Report: FCC Hands TV Stations A Setback on Local Ownership
By Ted Hearn, Editor of Policyband
Washington, D.C., Dec. 23, 2023 – After weeks of intense lobbying, the Federal Communications Commission has reportedly adopted new media ownership rules, and it appears TV station owners have been dealt a setback.
The news came in a post on the X microblogging site by a reporter for Communications Daily, an industry newsletter that follows FCC activity closely.
“The FCC has approved the 2018 Quad Review order 3-2. I'm told the order still extends top 4 prohibition to LPTV and multicast streams, only change is language highlighting the waiver process,” reporter Monty Tayloe wrote on Friday.
If the report is accurate, then the FCC has decided to modify its top four rule – which says an entity may not own more than one of the four highest-rated TV stations in a local market, which are typically, but not always, the ABC, CBS, NBC and Fox stations.
Under the current rule, a single TV station in a market has been allowed to affiliate with multiple Big Four networks by owning low power TV stations or airing the programming on digital multicast subchannels. In Harrisonburg, Va., Gray TV uses this combination to control all Big Four networks, according to NCTA - The Internet & Television Association.
It appears the FCC has decided that it needed to tighten its regulations to ensure that the local provision of Big Four programming cannot be concentrated in the hands of one or two TV station owners.
Unclear is what the FCC decided about short markets, where not all Big Four programming is available because the market has three or fewer full power TV stations.
Also unclear is whether the FCC is going to grandfather markets where a TV station has affiliated with multiple networks, and whether the grandfather will continue with future owners of the TV station.
The FCC was under a court order to issue a ruling by Dec. 27.
NCTA, whose members include Comcast and Charter, urged the FCC to shutter the top four rule’s “loopholes,” saying they trigger signal blackouts and higher payments to TV station owners.
“The [FCC] and the Department of Justice have repeatedly found that the common ownership of two top-four stations in a market gives the owner increased leverage in retransmission consent negotiations that harms competition and leads to increases in retransmission consent costs, higher consumer prices, and an increased risk that multiple top stations go dark simultaneously,” NCTA said in a Dec. 21 letter to the FCC.

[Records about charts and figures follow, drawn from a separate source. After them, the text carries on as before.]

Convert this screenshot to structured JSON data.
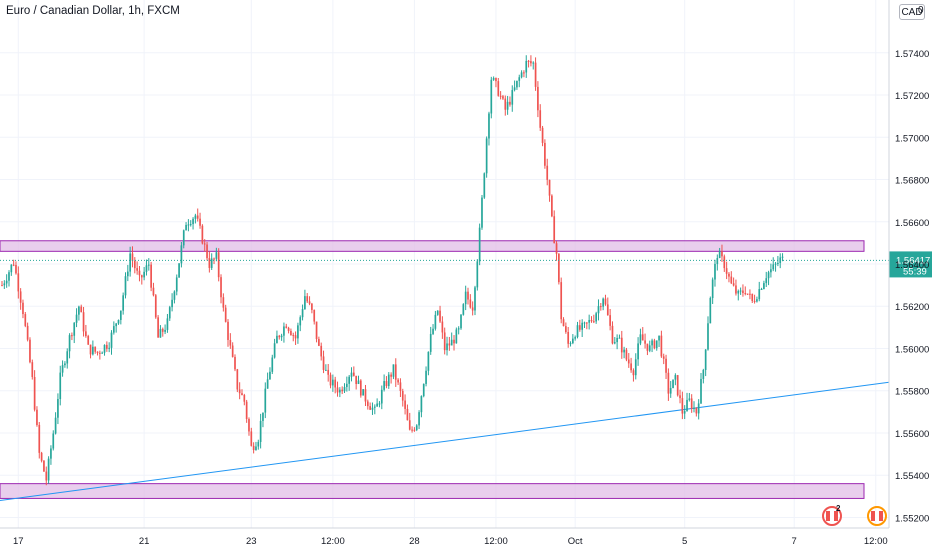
{
  "header": {
    "title": "Euro / Canadian Dollar, 1h, FXCM",
    "currency_button": "CAD",
    "corner_value": "0"
  },
  "price_axis": {
    "ticks": [
      "1.57400",
      "1.57200",
      "1.57000",
      "1.56800",
      "1.56600",
      "1.56400",
      "1.56200",
      "1.56000",
      "1.55800",
      "1.55600",
      "1.55400",
      "1.55200"
    ]
  },
  "time_axis": {
    "labels": [
      "17",
      "21",
      "23",
      "12:00",
      "28",
      "12:00",
      "Oct",
      "5",
      "7",
      "12:00"
    ]
  },
  "last_price": {
    "price": "1.56417",
    "countdown": "55:39",
    "color": "#26a69a"
  },
  "events": {
    "badge_count": "2"
  },
  "colors": {
    "up": "#26a69a",
    "down": "#ef5350",
    "zone_fill": "#e1bee7",
    "zone_border": "#9c27b0",
    "trendline": "#2196f3",
    "grid": "#f0f3fa"
  },
  "chart_data": {
    "type": "candlestick",
    "title": "Euro / Canadian Dollar, 1h, FXCM",
    "symbol": "EURCAD",
    "interval": "1h",
    "source": "FXCM",
    "ylim": [
      1.5515,
      1.5765
    ],
    "x_labels": [
      "17",
      "21",
      "23",
      "12:00",
      "28",
      "12:00",
      "Oct",
      "5",
      "7",
      "12:00"
    ],
    "last_price": 1.56417,
    "zones": [
      {
        "low": 1.5646,
        "high": 1.5651
      },
      {
        "low": 1.5529,
        "high": 1.5536
      }
    ],
    "trendline": {
      "start": 1.5528,
      "end": 1.5584
    },
    "path": [
      [
        0,
        1.563
      ],
      [
        5,
        1.5641
      ],
      [
        9,
        1.5618
      ],
      [
        13,
        1.5585
      ],
      [
        16,
        1.555
      ],
      [
        19,
        1.5538
      ],
      [
        22,
        1.556
      ],
      [
        25,
        1.5586
      ],
      [
        29,
        1.5605
      ],
      [
        33,
        1.562
      ],
      [
        37,
        1.56
      ],
      [
        41,
        1.5598
      ],
      [
        46,
        1.5603
      ],
      [
        51,
        1.5619
      ],
      [
        55,
        1.5645
      ],
      [
        59,
        1.5632
      ],
      [
        63,
        1.564
      ],
      [
        67,
        1.5605
      ],
      [
        71,
        1.5612
      ],
      [
        75,
        1.5635
      ],
      [
        79,
        1.566
      ],
      [
        83,
        1.5663
      ],
      [
        86,
        1.5652
      ],
      [
        89,
        1.564
      ],
      [
        92,
        1.5643
      ],
      [
        95,
        1.5618
      ],
      [
        98,
        1.56
      ],
      [
        101,
        1.5582
      ],
      [
        104,
        1.5575
      ],
      [
        107,
        1.5553
      ],
      [
        110,
        1.5558
      ],
      [
        114,
        1.5585
      ],
      [
        118,
        1.5605
      ],
      [
        122,
        1.5612
      ],
      [
        126,
        1.5605
      ],
      [
        130,
        1.5625
      ],
      [
        133,
        1.5617
      ],
      [
        136,
        1.56
      ],
      [
        140,
        1.5585
      ],
      [
        145,
        1.558
      ],
      [
        150,
        1.559
      ],
      [
        155,
        1.5578
      ],
      [
        160,
        1.557
      ],
      [
        164,
        1.5582
      ],
      [
        168,
        1.559
      ],
      [
        172,
        1.5575
      ],
      [
        175,
        1.556
      ],
      [
        178,
        1.5565
      ],
      [
        181,
        1.5585
      ],
      [
        184,
        1.5605
      ],
      [
        187,
        1.5618
      ],
      [
        190,
        1.56
      ],
      [
        193,
        1.5603
      ],
      [
        196,
        1.5608
      ],
      [
        199,
        1.5625
      ],
      [
        202,
        1.562
      ],
      [
        205,
        1.5655
      ],
      [
        208,
        1.57
      ],
      [
        210,
        1.5728
      ],
      [
        213,
        1.5722
      ],
      [
        216,
        1.5713
      ],
      [
        219,
        1.572
      ],
      [
        222,
        1.5728
      ],
      [
        225,
        1.5735
      ],
      [
        228,
        1.5735
      ],
      [
        231,
        1.5705
      ],
      [
        234,
        1.568
      ],
      [
        236,
        1.566
      ],
      [
        238,
        1.5645
      ],
      [
        240,
        1.5615
      ],
      [
        243,
        1.5602
      ],
      [
        246,
        1.5608
      ],
      [
        250,
        1.561
      ],
      [
        254,
        1.5615
      ],
      [
        258,
        1.5625
      ],
      [
        262,
        1.5605
      ],
      [
        265,
        1.5603
      ],
      [
        268,
        1.5595
      ],
      [
        271,
        1.559
      ],
      [
        274,
        1.5605
      ],
      [
        278,
        1.56
      ],
      [
        282,
        1.5605
      ],
      [
        286,
        1.558
      ],
      [
        289,
        1.5585
      ],
      [
        292,
        1.557
      ],
      [
        295,
        1.5575
      ],
      [
        298,
        1.557
      ],
      [
        301,
        1.559
      ],
      [
        304,
        1.5625
      ],
      [
        307,
        1.5645
      ],
      [
        310,
        1.564
      ],
      [
        313,
        1.563
      ],
      [
        316,
        1.5625
      ],
      [
        319,
        1.5628
      ],
      [
        322,
        1.5622
      ],
      [
        325,
        1.5628
      ],
      [
        328,
        1.5635
      ],
      [
        331,
        1.5638
      ],
      [
        334,
        1.5642
      ]
    ]
  }
}
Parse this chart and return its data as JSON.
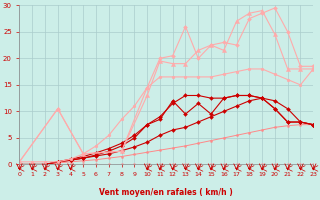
{
  "background_color": "#cceee8",
  "grid_color": "#aacccc",
  "xlabel": "Vent moyen/en rafales ( km/h )",
  "xlabel_color": "#cc0000",
  "tick_color": "#cc0000",
  "xlim": [
    0,
    23
  ],
  "ylim": [
    0,
    30
  ],
  "xticks": [
    0,
    1,
    2,
    3,
    4,
    5,
    6,
    7,
    8,
    9,
    10,
    11,
    12,
    13,
    14,
    15,
    16,
    17,
    18,
    19,
    20,
    21,
    22,
    23
  ],
  "yticks": [
    0,
    5,
    10,
    15,
    20,
    25,
    30
  ],
  "lines": [
    {
      "x": [
        0,
        1,
        2,
        3,
        4,
        5,
        6,
        7,
        8,
        9,
        10,
        11,
        12,
        13,
        14,
        15,
        16,
        17,
        18,
        19,
        20,
        21,
        22,
        23
      ],
      "y": [
        0,
        0,
        0,
        0,
        0,
        0,
        0,
        0,
        0,
        0,
        0,
        0,
        0,
        0,
        0,
        0,
        0,
        0,
        0,
        0,
        0,
        0,
        0,
        0
      ],
      "color": "#ff9999",
      "marker": "o",
      "markersize": 1.5,
      "linewidth": 0.7
    },
    {
      "x": [
        0,
        1,
        2,
        3,
        4,
        5,
        6,
        7,
        8,
        9,
        10,
        11,
        12,
        13,
        14,
        15,
        16,
        17,
        18,
        19,
        20,
        21,
        22,
        23
      ],
      "y": [
        0,
        0,
        0,
        0.3,
        0.5,
        0.7,
        0.9,
        1.2,
        1.5,
        1.9,
        2.3,
        2.7,
        3.1,
        3.5,
        4.0,
        4.5,
        5.0,
        5.5,
        6.0,
        6.5,
        7.0,
        7.3,
        7.5,
        7.5
      ],
      "color": "#ff8888",
      "marker": "o",
      "markersize": 1.5,
      "linewidth": 0.7
    },
    {
      "x": [
        0,
        1,
        2,
        3,
        4,
        5,
        6,
        7,
        8,
        9,
        10,
        11,
        12,
        13,
        14,
        15,
        16,
        17,
        18,
        19,
        20,
        21,
        22,
        23
      ],
      "y": [
        0,
        0,
        0,
        0.5,
        0.8,
        1.2,
        1.6,
        2.0,
        2.6,
        3.3,
        4.2,
        5.5,
        6.5,
        7.0,
        8.0,
        9.0,
        10.0,
        11.0,
        12.0,
        12.5,
        12.0,
        10.5,
        8.0,
        7.5
      ],
      "color": "#cc0000",
      "marker": "D",
      "markersize": 2,
      "linewidth": 0.8
    },
    {
      "x": [
        0,
        1,
        2,
        3,
        4,
        5,
        6,
        7,
        8,
        9,
        10,
        11,
        12,
        13,
        14,
        15,
        16,
        17,
        18,
        19,
        20,
        21,
        22,
        23
      ],
      "y": [
        0,
        0,
        0,
        0.5,
        0.8,
        1.2,
        1.8,
        2.5,
        3.5,
        5.0,
        7.5,
        8.5,
        12.0,
        9.5,
        11.5,
        9.5,
        12.5,
        13.0,
        13.0,
        12.5,
        10.5,
        8.0,
        8.0,
        7.5
      ],
      "color": "#cc0000",
      "marker": "D",
      "markersize": 2,
      "linewidth": 0.8
    },
    {
      "x": [
        0,
        1,
        2,
        3,
        4,
        5,
        6,
        7,
        8,
        9,
        10,
        11,
        12,
        13,
        14,
        15,
        16,
        17,
        18,
        19,
        20,
        21,
        22,
        23
      ],
      "y": [
        0,
        0,
        0,
        0.5,
        1.0,
        1.5,
        2.2,
        3.0,
        4.0,
        5.5,
        7.5,
        9.0,
        11.5,
        13.0,
        13.0,
        12.5,
        12.5,
        13.0,
        13.0,
        12.5,
        10.5,
        8.0,
        8.0,
        7.5
      ],
      "color": "#cc0000",
      "marker": "D",
      "markersize": 2,
      "linewidth": 0.8
    },
    {
      "x": [
        0,
        1,
        2,
        3,
        4,
        5,
        6,
        7,
        8,
        9,
        10,
        11,
        12,
        13,
        14,
        15,
        16,
        17,
        18,
        19,
        20,
        21,
        22,
        23
      ],
      "y": [
        0.5,
        0.5,
        0.5,
        0.5,
        1.0,
        2.0,
        3.5,
        5.5,
        8.5,
        11.0,
        14.5,
        16.5,
        16.5,
        16.5,
        16.5,
        16.5,
        17.0,
        17.5,
        18.0,
        18.0,
        17.0,
        16.0,
        15.0,
        18.0
      ],
      "color": "#ffaaaa",
      "marker": "o",
      "markersize": 2,
      "linewidth": 0.8
    },
    {
      "x": [
        0,
        3,
        5,
        8,
        10,
        11,
        12,
        13,
        14,
        15,
        16,
        17,
        18,
        19,
        20,
        21,
        22,
        23
      ],
      "y": [
        0.5,
        10.5,
        2.0,
        2.5,
        13.0,
        19.5,
        19.0,
        19.0,
        21.5,
        22.5,
        21.5,
        27.0,
        28.5,
        29.0,
        24.5,
        18.0,
        18.0,
        18.0
      ],
      "color": "#ffaaaa",
      "marker": "^",
      "markersize": 3,
      "linewidth": 0.8
    },
    {
      "x": [
        0,
        3,
        5,
        8,
        10,
        11,
        12,
        13,
        14,
        15,
        16,
        17,
        18,
        19,
        20,
        21,
        22,
        23
      ],
      "y": [
        0.5,
        10.5,
        2.0,
        2.5,
        14.5,
        20.0,
        20.5,
        26.0,
        20.0,
        22.5,
        23.0,
        22.5,
        27.5,
        28.5,
        29.5,
        25.0,
        18.5,
        18.5
      ],
      "color": "#ffaaaa",
      "marker": "D",
      "markersize": 2,
      "linewidth": 0.8
    }
  ],
  "arrow_xs_left": [
    0,
    1,
    2,
    3,
    4
  ],
  "arrow_xs_right": [
    10,
    11,
    12,
    13,
    14,
    15,
    16,
    17,
    18,
    19,
    20,
    21,
    22,
    23
  ],
  "arrow_color": "#cc0000"
}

On Dec. 19, TV station owners affiliated with the Big Four networks defended the right of a single TV station owner to control the programming of more than one Big Four network.
“The tangible benefits of dual and multiple affiliations are particularly critical in small markets, where viewers often rely primarily if not solely on over-the-air broadcast signals for local news and other programming,” the Big Four affiliates said in a letter documenting a videoconference call with aides to Democratic FCC Commissioner Anna Gomez.